Para uma empresa com poucas importações e baixo volume de exportação, o benefício pode não compensar a complexidade operacional.

Já para uma indústria com fluxo constante de importação, industrialização e exportação, a análise pode apresentar um resultado completamente diferente.

Por isso, a pergunta correta não é simplesmente:

“Minha empresa pode usar RECOF?”

Também é necessário perguntar:

“Quanto minha empresa economizaria utilizando o RECOF e quanto custaria manter o regime corretamente?”

Como saber se o RECOF vale a pena para sua empresa?
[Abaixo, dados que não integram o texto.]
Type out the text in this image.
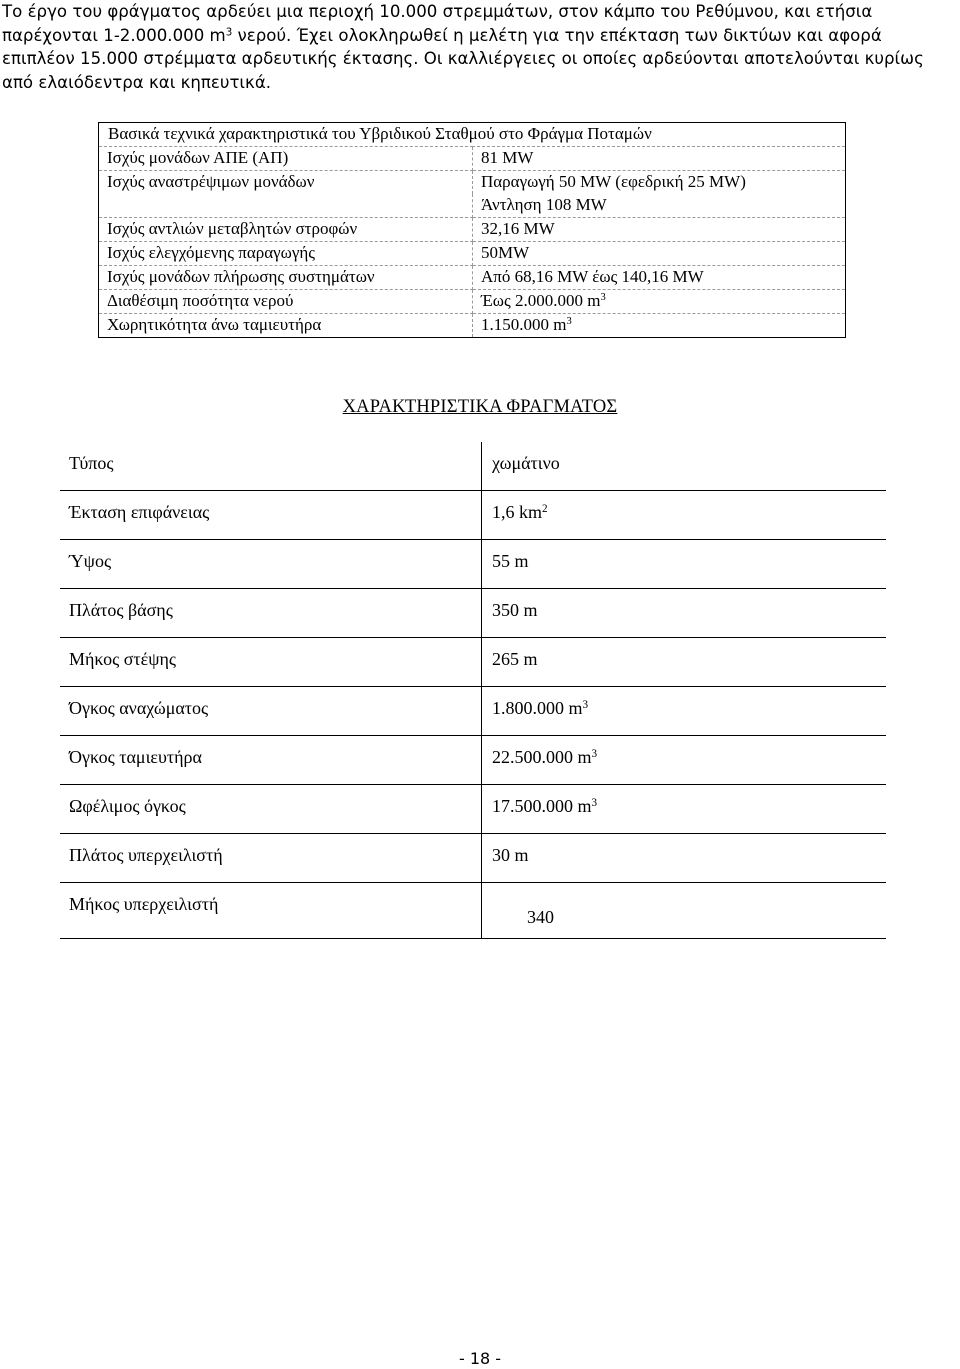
Το έργο του φράγματος αρδεύει μια περιοχή 10.000 στρεμμάτων, στον κάμπο του Ρεθύμνου, και ετήσια

παρέχονται 1-2.000.000 $m^3$ νερού. Έχει ολοκληρωθεί η μελέτη για την επέκταση των δικτύων και αφορά

επιπλέον 15.000 στρέμματα αρδευτικής έκτασης. Οι καλλιέργειες οι οποίες αρδεύονται αποτελούνται κυρίως

από ελαιόδεντρα και κηπευτικά.

Βασικά τεχνικά χαρακτηριστικά του Υβριδικού Σταθμού στο Φράγμα Ποταμών	
Ισχύς μονάδων ΑΠΕ (ΑΠ)	81 MW
Ισχύς αναστρέψιμων μονάδων	Παραγωγή 50 MW (εφεδρική 25 MW)
	Άντληση 108 MW
Ισχύς αντλιών μεταβλητών στροφών	32,16 MW
Ισχύς ελεγχόμενης παραγωγής	50MW
Ισχύς μονάδων πλήρωσης συστημάτων	Από 68,16 MW έως 140,16 MW
Διαθέσιμη ποσότητα νερού	Έως 2.000.000 $m^3$
Χωρητικότητα άνω ταμιευτήρα	1.150.000 $m^3$
ΧΑΡΑΚΤΗΡΙΣΤΙΚΑ ΦΡΑΓΜΑΤΟΣ
Τύπος	χωμάτινο

Έκταση επιφάνειας	1,6 $km^2$

Ύψος	55 m

Πλάτος βάσης	350 m

Μήκος στέψης	265 m

Όγκος αναχώματος	1.800.000 $m^3$

Όγκος ταμιευτήρα	22.500.000 $m^3$

Ωφέλιμος όγκος	17.500.000 $m^3$

Πλάτος υπερχειλιστή	30 m

Μήκος υπερχειλιστή	340
- 18 -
Uma análise de viabilidade deve considerar pelo menos o volume anual de importações, aquisições nacionais elegíveis, impostos envolvidos, percentual da produção exportada, parcela destinada ao mercado interno, giro dos estoques, ciclo de fabricação e estrutura de compliance.

Depois, deve-se calcular o benefício financeiro proporcionado pela suspensão tributária.

Por exemplo, se a empresa consegue postergar milhões de reais em tributos durante vários meses, existe um benefício financeiro relacionado ao capital que permanece disponível no caixa.

Em seguida, devem ser descontados os custos necessários para operar corretamente o regime.

Somente então será possível chegar a uma conclusão consistente.

Como funciona o regime RECOF: vale a pena?

O regime RECOF é uma ferramenta poderosa de planejamento aduaneiro e operacional para empresas que possuem o perfil adequado.

Seu principal benefício está na possibilidade de importar ou adquirir determinadas mercadorias com suspensão tributária, industrializá-las e definir posteriormente sua destinação, respeitando as condições estabelecidas pela legislação.

Para produtos destinados à exportação, o regime pode reduzir a carga tributária incorporada aos insumos e aumentar a competitividade internacional.

Quando existe destinação ao mercado brasileiro, o RECOF oferece a possibilidade de recolher posteriormente os tributos suspensos correspondentes, conforme suas regras.

Além disso, a postergação do pagamento pode gerar um benefício importante de fluxo de caixa.

Entretanto, esses benefícios vêm acompanhados de responsabilidades.

A empresa precisa manter controles confiáveis, cumprir requisitos de industrialização e exportação e garantir a rastreabilidade das operações.

Portanto, compreender como funciona o regime RECOF e para quem ele é vantajoso exige olhar para os dois lados: benefício tributário e capacidade operacional.

Quando existe grande volume de operações, produção industrial, exportações relevantes e controles internos maduros, o RECOF pode se transformar em uma ferramenta estratégica para aumentar a competitividade da empresa.